実大振動実験は面白い

 近年、それまで難しかった木造住宅の実大振動実験が数多く行われるようになりました。全国に振動台が多くなったし、地震に対する国民の関心も増えていますので、メーカー,研究者ともに行う回数が増えるのも自然の流れ。我々、弱小設計事務所には縁がないことだが「いいなー」って見ているだけでなく、その結果から様々なことを学ぶ努力をしなければとは思っています。

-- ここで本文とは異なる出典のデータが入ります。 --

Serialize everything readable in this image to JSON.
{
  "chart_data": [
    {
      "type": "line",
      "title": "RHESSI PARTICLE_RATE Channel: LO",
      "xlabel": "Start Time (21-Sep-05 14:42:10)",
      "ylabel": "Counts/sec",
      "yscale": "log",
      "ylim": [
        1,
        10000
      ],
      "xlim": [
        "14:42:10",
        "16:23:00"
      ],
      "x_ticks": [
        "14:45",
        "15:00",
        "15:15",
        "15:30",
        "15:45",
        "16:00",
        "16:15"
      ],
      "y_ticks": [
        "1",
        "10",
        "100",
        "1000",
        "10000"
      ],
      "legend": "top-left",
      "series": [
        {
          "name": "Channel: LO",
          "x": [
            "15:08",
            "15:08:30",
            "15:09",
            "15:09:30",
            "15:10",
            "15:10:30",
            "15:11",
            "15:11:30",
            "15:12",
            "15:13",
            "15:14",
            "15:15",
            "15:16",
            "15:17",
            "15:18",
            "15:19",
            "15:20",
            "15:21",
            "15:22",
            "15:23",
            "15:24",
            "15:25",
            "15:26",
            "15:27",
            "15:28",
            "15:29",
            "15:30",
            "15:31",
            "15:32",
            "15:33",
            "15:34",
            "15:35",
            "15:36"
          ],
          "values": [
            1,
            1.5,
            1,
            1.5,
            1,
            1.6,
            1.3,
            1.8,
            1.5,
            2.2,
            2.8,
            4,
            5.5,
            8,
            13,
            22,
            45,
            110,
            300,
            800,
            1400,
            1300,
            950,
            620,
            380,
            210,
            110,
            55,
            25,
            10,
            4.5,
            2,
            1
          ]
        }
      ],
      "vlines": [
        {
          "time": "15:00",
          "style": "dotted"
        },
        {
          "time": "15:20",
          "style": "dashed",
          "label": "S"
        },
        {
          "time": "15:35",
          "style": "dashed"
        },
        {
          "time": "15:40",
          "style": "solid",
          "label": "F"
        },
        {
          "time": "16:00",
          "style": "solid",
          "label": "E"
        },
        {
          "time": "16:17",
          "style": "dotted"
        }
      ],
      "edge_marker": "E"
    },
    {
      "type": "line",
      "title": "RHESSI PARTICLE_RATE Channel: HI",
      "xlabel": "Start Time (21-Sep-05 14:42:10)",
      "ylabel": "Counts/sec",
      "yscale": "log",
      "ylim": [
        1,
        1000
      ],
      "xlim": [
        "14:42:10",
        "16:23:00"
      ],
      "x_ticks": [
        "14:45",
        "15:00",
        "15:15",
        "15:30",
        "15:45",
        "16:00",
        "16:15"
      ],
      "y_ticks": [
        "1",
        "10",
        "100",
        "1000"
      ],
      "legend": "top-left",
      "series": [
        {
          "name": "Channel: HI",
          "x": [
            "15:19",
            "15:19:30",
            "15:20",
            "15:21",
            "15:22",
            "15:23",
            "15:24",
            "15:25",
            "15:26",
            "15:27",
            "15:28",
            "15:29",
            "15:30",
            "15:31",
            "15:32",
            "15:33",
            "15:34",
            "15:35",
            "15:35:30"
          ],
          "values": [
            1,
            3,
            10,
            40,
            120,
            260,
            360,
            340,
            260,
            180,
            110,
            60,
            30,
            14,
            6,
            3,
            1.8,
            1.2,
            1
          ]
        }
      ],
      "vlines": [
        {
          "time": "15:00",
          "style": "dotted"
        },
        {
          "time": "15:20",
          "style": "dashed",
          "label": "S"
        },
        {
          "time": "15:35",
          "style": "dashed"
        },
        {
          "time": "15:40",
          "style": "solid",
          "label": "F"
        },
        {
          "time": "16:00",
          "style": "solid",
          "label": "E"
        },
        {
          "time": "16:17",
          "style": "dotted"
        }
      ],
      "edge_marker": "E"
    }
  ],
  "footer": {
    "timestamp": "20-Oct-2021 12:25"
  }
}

 そのデータを見ていると、従来の静的解析の結果とそれほど異なることはなく「新発見だ!」ということもない。べらぼうなお金をかけて、今までの研究が正しかったことを実証しているのか??わからないですけど、構造屋としてはひとまず安心。また構造に対する考え方が変わってしまっては面倒ですから(何と怠惰な・・・)。今、注目しているのは、引き抜き対策の金物が現行法規ほど本当に必要なのか?と基準法の何割増し程度の耐震性が本来妥当なのか?です。知っての通り現行法規だと金物が非常に多くなって施工が面倒なだけでなく木材のためにも良くありません。また私の考えだときちんとした考えで設計さえしていれば(これが難しいのだが)建築基準法ぎりぎりでも耐震性はすこぶる高い、と思っているので、実際はどうなのか?知りたいところです(もちろん実際の設計では結構余裕を持って設計しています)。
 そのような疑問に最近の実験はだいぶ結論が出てきているような気がします。私も実験の結果を補完するために、独自でちょっとした実験をしようと準備中です。予算がないので失敗が許されないので小型模型で予測データを作成するためのモデルを試行錯誤で造っています(結構難しい・・・)。まー研究者じゃないから仕方ないか。今週は様々な方々と会う予定なのでいろいろ知恵を仕入れたいと思っています。